The shoulders of giants

The shoulders of giants
Jacob van Campen, CC BY-SA 4.0 https://creativecommons.org/licenses/by-sa/4.0, via Wikimedia Commons

Earlier this week, I wrote about a labor of love. Simon Cozens crafted a beautiful math font and shared the knowledge with all of us. Quite a gift of his time and talent.

We all benefit when people share broadly their ideas and techniques. Our careers and lives have been built on the shoulders of giants. Software lends itself to sharing better than almost any other technology; it is easy to share work and easy to create new derivative works.

Matthew Strom wrote a more extensive article on this – Copying (is the way design works) – which is worth a read. We learn from the works of others, and we, in turn, teach others and the next generation through our own work. This cycle of learning and teaching is what drives innovation and progress.

There are issues around citation and compensation for work. As it gets ever easier to copy work – as our tools encourage us through AI to leverage past work, sometimes unknowingly – we will have to create new ways to recognize precursors.
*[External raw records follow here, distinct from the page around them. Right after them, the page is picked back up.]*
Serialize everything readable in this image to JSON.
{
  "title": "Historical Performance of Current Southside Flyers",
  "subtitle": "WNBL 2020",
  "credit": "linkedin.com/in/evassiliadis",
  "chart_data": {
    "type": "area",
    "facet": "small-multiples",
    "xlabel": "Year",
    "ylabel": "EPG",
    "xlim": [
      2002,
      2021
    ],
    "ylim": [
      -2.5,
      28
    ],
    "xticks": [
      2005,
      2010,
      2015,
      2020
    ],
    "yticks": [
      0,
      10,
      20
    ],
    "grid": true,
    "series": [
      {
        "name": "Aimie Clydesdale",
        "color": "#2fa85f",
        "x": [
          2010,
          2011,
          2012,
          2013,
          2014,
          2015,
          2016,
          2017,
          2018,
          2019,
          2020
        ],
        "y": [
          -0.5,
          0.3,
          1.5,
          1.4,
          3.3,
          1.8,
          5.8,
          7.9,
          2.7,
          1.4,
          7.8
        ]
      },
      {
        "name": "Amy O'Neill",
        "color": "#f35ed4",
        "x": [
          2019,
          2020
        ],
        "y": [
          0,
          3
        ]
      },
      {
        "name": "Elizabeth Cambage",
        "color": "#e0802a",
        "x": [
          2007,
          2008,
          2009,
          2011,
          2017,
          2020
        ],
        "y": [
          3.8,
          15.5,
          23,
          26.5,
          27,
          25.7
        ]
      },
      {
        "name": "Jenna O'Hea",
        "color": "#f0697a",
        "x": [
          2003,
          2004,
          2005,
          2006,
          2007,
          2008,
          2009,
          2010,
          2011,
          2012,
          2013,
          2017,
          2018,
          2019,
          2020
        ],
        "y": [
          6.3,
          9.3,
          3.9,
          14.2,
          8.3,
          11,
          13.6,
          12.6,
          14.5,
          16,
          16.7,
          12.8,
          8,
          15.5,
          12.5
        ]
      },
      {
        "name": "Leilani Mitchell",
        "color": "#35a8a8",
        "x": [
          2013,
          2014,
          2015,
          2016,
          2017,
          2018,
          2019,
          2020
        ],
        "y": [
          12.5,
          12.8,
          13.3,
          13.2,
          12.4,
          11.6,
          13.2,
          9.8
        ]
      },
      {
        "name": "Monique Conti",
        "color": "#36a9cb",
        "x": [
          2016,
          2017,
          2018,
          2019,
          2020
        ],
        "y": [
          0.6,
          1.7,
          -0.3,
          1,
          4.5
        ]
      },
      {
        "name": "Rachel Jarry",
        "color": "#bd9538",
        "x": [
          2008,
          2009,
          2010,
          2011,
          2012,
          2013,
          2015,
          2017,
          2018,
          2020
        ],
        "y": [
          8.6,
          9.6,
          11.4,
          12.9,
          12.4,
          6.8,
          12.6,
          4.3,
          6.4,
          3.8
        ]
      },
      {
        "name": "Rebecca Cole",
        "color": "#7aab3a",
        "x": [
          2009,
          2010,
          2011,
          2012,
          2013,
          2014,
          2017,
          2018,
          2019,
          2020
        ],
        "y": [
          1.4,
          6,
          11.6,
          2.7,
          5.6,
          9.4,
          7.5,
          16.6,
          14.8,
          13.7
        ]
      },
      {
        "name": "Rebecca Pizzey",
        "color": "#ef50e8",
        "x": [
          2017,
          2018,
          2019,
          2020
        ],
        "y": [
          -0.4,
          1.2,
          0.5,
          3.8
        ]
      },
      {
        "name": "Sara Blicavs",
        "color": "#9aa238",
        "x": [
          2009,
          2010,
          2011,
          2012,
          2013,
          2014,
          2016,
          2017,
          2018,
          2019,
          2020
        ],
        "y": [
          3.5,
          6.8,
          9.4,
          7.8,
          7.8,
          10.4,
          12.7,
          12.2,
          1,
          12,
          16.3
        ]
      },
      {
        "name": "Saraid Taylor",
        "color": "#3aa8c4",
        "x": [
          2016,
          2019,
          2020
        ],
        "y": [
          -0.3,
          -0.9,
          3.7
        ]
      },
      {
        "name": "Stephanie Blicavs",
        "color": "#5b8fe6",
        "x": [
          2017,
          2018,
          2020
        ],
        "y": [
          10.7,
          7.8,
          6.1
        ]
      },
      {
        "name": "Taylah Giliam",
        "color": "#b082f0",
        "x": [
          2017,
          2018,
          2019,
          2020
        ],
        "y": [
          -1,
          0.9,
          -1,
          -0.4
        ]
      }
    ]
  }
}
But helping humans to better learn from and leverage past work seems like a good thing.

Mark Zuckerberg has articulated his plan to share Meta's AI work – Zuckerberg's Open Source AI letter. Some of this is a little self-serving – open source is a proven way to combat closed-source leaders. The license to use Llama also has substantial restrictions for large commercial users, so it isn't fully open source. It would be a tough decision to start building an ambitious commercial effort on the Meta tech, knowing that someday you would need to negotiate a license on unknown terms.
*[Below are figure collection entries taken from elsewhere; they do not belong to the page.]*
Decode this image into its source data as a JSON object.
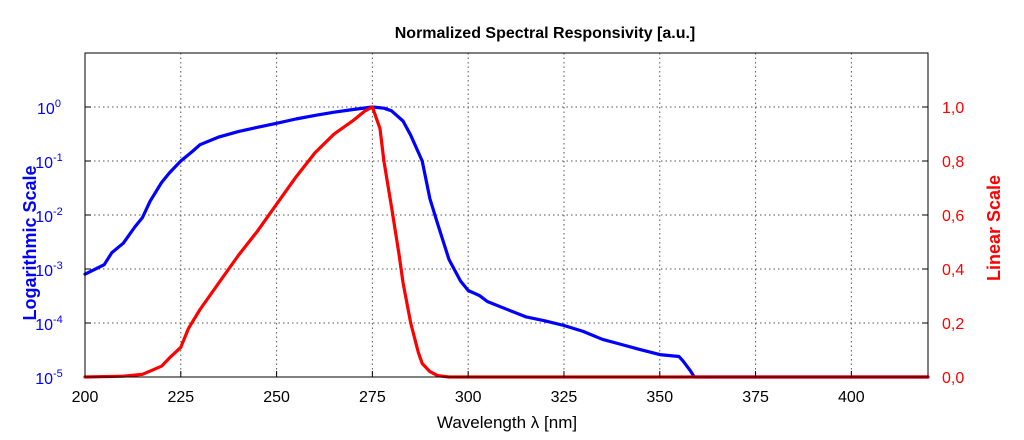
{
  "chart_data": {
    "type": "line",
    "title": "Normalized Spectral Responsivity [a.u.]",
    "xlabel": "Wavelength λ [nm]",
    "ylabel_left": "Logarithmic Scale",
    "ylabel_right": "Linear Scale",
    "xlim": [
      200,
      420
    ],
    "x_ticks": [
      "200",
      "225",
      "250",
      "275",
      "300",
      "325",
      "350",
      "375",
      "400"
    ],
    "y_left": {
      "scale": "log",
      "lim": [
        1e-05,
        10
      ],
      "ticks": [
        {
          "base": "10",
          "exp": "0",
          "value": 1
        },
        {
          "base": "10",
          "exp": "-1",
          "value": 0.1
        },
        {
          "base": "10",
          "exp": "-2",
          "value": 0.01
        },
        {
          "base": "10",
          "exp": "-3",
          "value": 0.001
        },
        {
          "base": "10",
          "exp": "-4",
          "value": 0.0001
        },
        {
          "base": "10",
          "exp": "-5",
          "value": 1e-05
        }
      ]
    },
    "y_right": {
      "scale": "linear",
      "lim": [
        0,
        1.2
      ],
      "ticks": [
        {
          "label": "1,0",
          "value": 1.0
        },
        {
          "label": "0,8",
          "value": 0.8
        },
        {
          "label": "0,6",
          "value": 0.6
        },
        {
          "label": "0,4",
          "value": 0.4
        },
        {
          "label": "0,2",
          "value": 0.2
        },
        {
          "label": "0,0",
          "value": 0.0
        }
      ]
    },
    "grid": true,
    "colors": {
      "log": "#0000ff",
      "linear": "#ff0000",
      "axis": "#000000"
    },
    "series": [
      {
        "axis": "left",
        "color": "#0000ff",
        "x": [
          200,
          205,
          207,
          210,
          213,
          215,
          217,
          220,
          222,
          225,
          228,
          230,
          235,
          240,
          245,
          250,
          255,
          260,
          265,
          270,
          275,
          278,
          280,
          283,
          285,
          288,
          290,
          292,
          295,
          298,
          300,
          303,
          305,
          310,
          315,
          320,
          325,
          330,
          335,
          340,
          345,
          350,
          355,
          356,
          358,
          359,
          360,
          380,
          420
        ],
        "y": [
          0.0008,
          0.0012,
          0.002,
          0.003,
          0.006,
          0.009,
          0.018,
          0.04,
          0.06,
          0.1,
          0.15,
          0.2,
          0.28,
          0.35,
          0.42,
          0.5,
          0.6,
          0.7,
          0.8,
          0.9,
          1.0,
          0.95,
          0.85,
          0.55,
          0.3,
          0.1,
          0.02,
          0.007,
          0.0015,
          0.0006,
          0.0004,
          0.00032,
          0.00025,
          0.00018,
          0.00013,
          0.00011,
          9e-05,
          7e-05,
          5e-05,
          4e-05,
          3.2e-05,
          2.6e-05,
          2.4e-05,
          2e-05,
          1.3e-05,
          1e-05,
          1e-05,
          1e-05,
          1e-05
        ]
      },
      {
        "axis": "right",
        "color": "#ff0000",
        "x": [
          200,
          210,
          215,
          220,
          222,
          225,
          227,
          230,
          235,
          240,
          245,
          250,
          255,
          260,
          265,
          270,
          273,
          275,
          277,
          278,
          280,
          282,
          283,
          285,
          287,
          288,
          290,
          292,
          295,
          300,
          420
        ],
        "y": [
          0,
          0.003,
          0.01,
          0.04,
          0.07,
          0.11,
          0.18,
          0.25,
          0.35,
          0.45,
          0.54,
          0.64,
          0.74,
          0.83,
          0.9,
          0.95,
          0.985,
          1.0,
          0.92,
          0.8,
          0.63,
          0.45,
          0.35,
          0.2,
          0.09,
          0.05,
          0.02,
          0.005,
          0.0,
          0.0,
          0.0
        ]
      }
    ]
  }
}
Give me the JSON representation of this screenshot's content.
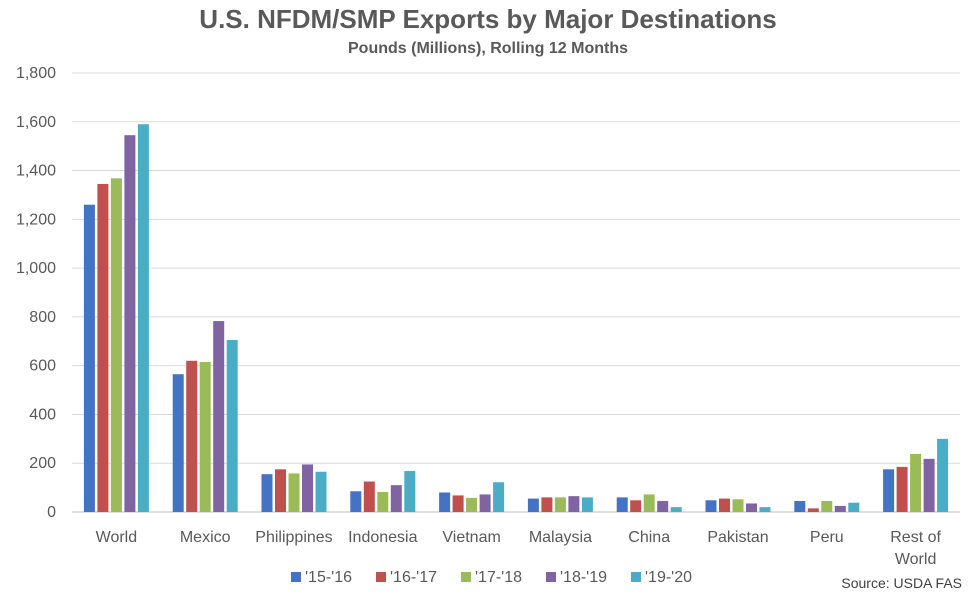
{
  "chart_data": {
    "type": "bar",
    "title": "U.S. NFDM/SMP Exports by Major Destinations",
    "subtitle": "Pounds (Millions), Rolling 12 Months",
    "xlabel": "",
    "ylabel": "",
    "ylim": [
      0,
      1800
    ],
    "yticks": [
      "0",
      "200",
      "400",
      "600",
      "800",
      "1,000",
      "1,200",
      "1,400",
      "1,600",
      "1,800"
    ],
    "ytick_values": [
      0,
      200,
      400,
      600,
      800,
      1000,
      1200,
      1400,
      1600,
      1800
    ],
    "grid": true,
    "legend_position": "bottom",
    "categories": [
      "World",
      "Mexico",
      "Philippines",
      "Indonesia",
      "Vietnam",
      "Malaysia",
      "China",
      "Pakistan",
      "Peru",
      "Rest of World"
    ],
    "series": [
      {
        "name": "'15-'16",
        "color": "#4472C4",
        "values": [
          1260,
          565,
          155,
          85,
          80,
          55,
          60,
          48,
          45,
          175
        ]
      },
      {
        "name": "'16-'17",
        "color": "#C0504D",
        "values": [
          1345,
          620,
          175,
          125,
          68,
          60,
          48,
          55,
          15,
          185
        ]
      },
      {
        "name": "'17-'18",
        "color": "#9BBB59",
        "values": [
          1368,
          615,
          158,
          82,
          58,
          60,
          72,
          52,
          45,
          238
        ]
      },
      {
        "name": "'18-'19",
        "color": "#8064A2",
        "values": [
          1545,
          783,
          195,
          110,
          72,
          65,
          45,
          35,
          25,
          218
        ]
      },
      {
        "name": "'19-'20",
        "color": "#4BACC6",
        "values": [
          1590,
          705,
          165,
          168,
          122,
          60,
          20,
          20,
          38,
          300
        ]
      }
    ]
  },
  "source": "Source: USDA FAS"
}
Mark also mentions global competitiveness issues in his letter:

The next question is how the US and democratic nations should handle the threat of states with massive resources like China. The United States’ advantage is decentralized and open innovation. Some people argue that we must close our models to prevent China from gaining access to them, but my view is that this will not work and will only disadvantage the US and its allies. Our adversaries are great at espionage, stealing models that fit on a thumb drive is relatively easy, and most tech companies are far from operating in a way that would make this more difficult. It seems most likely that a world of only closed models results in a small number of big companies plus our geopolitical adversaries having access to leading models, while startups, universities, and small businesses miss out on opportunities. Plus, constraining American innovation to closed development increases the chance that we don’t lead at all. Instead, I think our best strategy is to build a robust open ecosystem and have our leading companies work closely with our government and allies to ensure they can best take advantage of the latest advances and achieve a sustainable first-mover advantage over the long term.

Totally agree with all this. We have to assume that intelligent people in other countries are hard at work on this technology. Our openness and decentralization are huge assets; we need to let people innovate freely.

I built a little app using the prior Llama release to help me with my private data. I am anxious to update it and try again, and I am glad that Meta is making this available for all of us to bang against.